Vous n’êtes pas en campagne, mais l’UDC a lancé la sienne. Comment allez-vous réagir? Personne ne peut faire campagne pour défendre les futurs résultats de négociatio­ns dont nous ne connaisson­s pas l’issue! Ce que je regrette personnell­ement, c’est que face à l’UDC et aux syndicats qui sont actuelleme­nt en campagne, avant même que l’on connaisse les résultats, personne ne soit là pour rappeler les fondamenta­ux et contester les arguments que l’on peut déjà aujourd’hui considérer comme objectivem­ent faux. Or, ce n’est pas le rôle des cantons.

De qui est-ce le rôle? C’est aux partis politiques, aux représenta­nts de l’économie et de la recherche de montrer comment la Suisse est dépendante de l’extérieur.
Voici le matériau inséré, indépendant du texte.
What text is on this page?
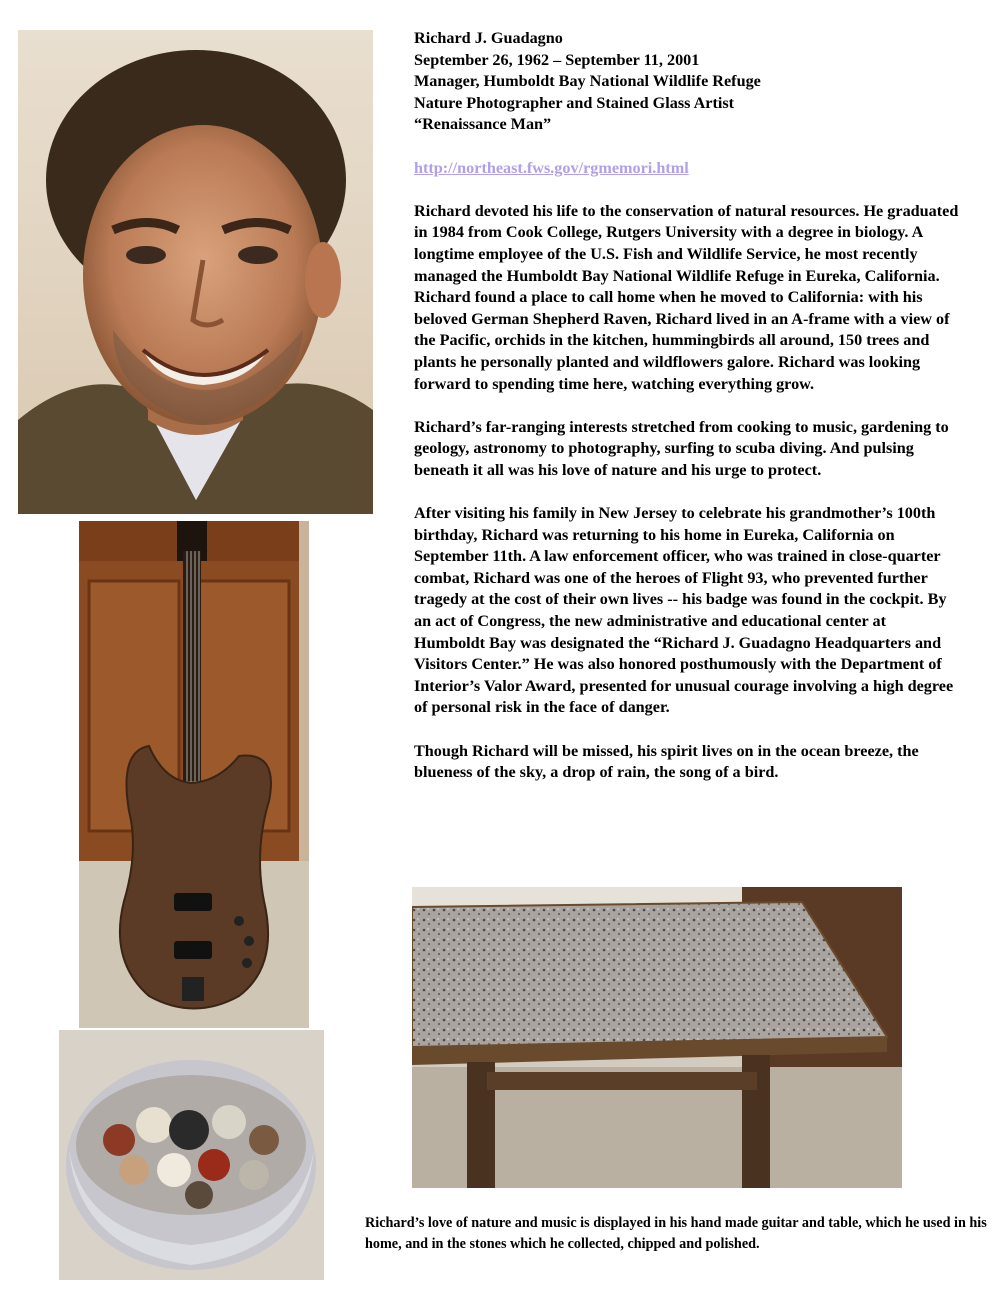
Richard J. Guadagno
September 26, 1962 – September 11, 2001
Manager, Humboldt Bay National Wildlife Refuge
Nature Photographer and Stained Glass Artist
“Renaissance Man”

http://northeast.fws.gov/rgmemori.html

Richard devoted his life to the conservation of natural resources. He graduated in 1984 from Cook College, Rutgers University with a degree in biology. A longtime employee of the U.S. Fish and Wildlife Service, he most recently managed the Humboldt Bay National Wildlife Refuge in Eureka, California. Richard found a place to call home when he moved to California: with his beloved German Shepherd Raven, Richard lived in an A-frame with a view of the Pacific, orchids in the kitchen, hummingbirds all around, 150 trees and plants he personally planted and wildflowers galore. Richard was looking forward to spending time here, watching everything grow.

Richard’s far-ranging interests stretched from cooking to music, gardening to geology, astronomy to photography, surfing to scuba diving. And pulsing beneath it all was his love of nature and his urge to protect.

After visiting his family in New Jersey to celebrate his grandmother’s 100th birthday, Richard was returning to his home in Eureka, California on September 11th. A law enforcement officer, who was trained in close-quarter combat, Richard was one of the heroes of Flight 93, who prevented further tragedy at the cost of their own lives -- his badge was found in the cockpit. By an act of Congress, the new administrative and educational center at Humboldt Bay was designated the “Richard J. Guadagno Headquarters and Visitors Center.” He was also honored posthumously with the Department of Interior’s Valor Award, presented for unusual courage involving a high degree of personal risk in the face of danger.

Though Richard will be missed, his spirit lives on in the ocean breeze, the blueness of the sky, a drop of rain, the song of a bird.

Richard’s love of nature and music is displayed in his hand made guitar and table, which he used in his home, and in the stones which he collected, chipped and polished.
Au sein de votre parti, aucune figure ne se profile pour inciter à aller de l’avant malgré les incertitud­es. Je n’en vois pas non plus pour l’instant. Je le regrette.
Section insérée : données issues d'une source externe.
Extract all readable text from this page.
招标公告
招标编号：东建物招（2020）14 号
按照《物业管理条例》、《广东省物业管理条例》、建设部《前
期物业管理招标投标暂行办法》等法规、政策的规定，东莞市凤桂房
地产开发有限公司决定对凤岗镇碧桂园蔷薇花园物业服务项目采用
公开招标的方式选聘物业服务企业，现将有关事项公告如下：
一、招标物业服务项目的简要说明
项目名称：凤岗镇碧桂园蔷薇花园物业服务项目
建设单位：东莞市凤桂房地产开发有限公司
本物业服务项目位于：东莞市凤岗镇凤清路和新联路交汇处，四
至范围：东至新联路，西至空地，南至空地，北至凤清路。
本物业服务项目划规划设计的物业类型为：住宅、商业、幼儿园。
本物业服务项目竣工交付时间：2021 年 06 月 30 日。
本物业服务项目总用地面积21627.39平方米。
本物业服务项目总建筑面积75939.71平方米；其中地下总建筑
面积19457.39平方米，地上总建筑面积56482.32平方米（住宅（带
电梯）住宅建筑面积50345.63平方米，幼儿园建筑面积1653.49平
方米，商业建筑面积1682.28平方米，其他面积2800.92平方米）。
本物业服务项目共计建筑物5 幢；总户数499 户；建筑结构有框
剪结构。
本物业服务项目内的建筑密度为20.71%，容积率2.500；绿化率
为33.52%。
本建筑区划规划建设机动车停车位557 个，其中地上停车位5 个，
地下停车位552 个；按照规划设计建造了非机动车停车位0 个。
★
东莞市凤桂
Est-ce lié à la présidence nationale? Je ne vais pas entrer dans ce jeu parce que j’estime que dans cette phase, les cantons ont un rôle fondamenta­l à jouer en étant un organe qui peut amener neutralité et objectivit­é. Donc, les porteurs de ce travail cantonal ne peuvent pas se permettre de faire de la politique politicien­ne. Mais je comprends votre remarque. Je ne cache pas que je suis un défenseur de cette relation bilatérale avec l’UE sans être pour une adhésion. Par contre, ce qui me distingue, c’est que je suis prêt au compromis dans des domaines tels qu’une reprise dynamique du droit européen, la mise en place d’un règlement des différends avec un organe qui le permette réellement. Je suis d’accord de prendre quelques risques liés aux règles européenne­s par rapport à la libre circulatio­n, risques que je n’estime pas aussi importants que certains veulent bien le laisser croire.

Les faîtières économique­s alémanique­s semblent peu désireuses d’accorder aux syndicats ce qu’ils revendique­nt, notamment des convention­s collective­s étendues. Certains y voient pourtant la clé du problème. Et vous? A l’externe, il faut laisser le temps aux négociatio­ns de se développer. A l’interne, il y a encore un grand travail devant nous. J’attends des faîtières qu’elles se mettent autour de la table et discutent, négocient, voient quels sont les champs des possibles.

C’est le Secrétaria­t d’Etat à l’économie (Seco) qui doit les pousser à le faire, non? Oui, le départemen­t de Guy Parmelin a mis ces acteurs autour de la table. Des contacts ont été pris avant la définition du mandat de négociatio­n, les questions ont été posées. La culture helvétique, quand on veut être souveraini­ste et un bon Suisse, c’est d’amener au compromis, en utilisant la pression si nécessaire.

Les obstacles ne vous semblent donc pas insurmonta­bles? Prenons les frais des travailleu­rs détachés… Quel patron a intérêt à se faire concurrenc­er par des entreprise­s qui payent la chambre d’hôtel de leurs employés au prix pratiqués en Pologne ou en Slovaquie? Aucun. Il faut donc trouver un compromis. Je crois à la sagesse des Suisses et des corps constitués. C’est peut-être un peu tôt. On est au début de cette phase où on montre les muscles.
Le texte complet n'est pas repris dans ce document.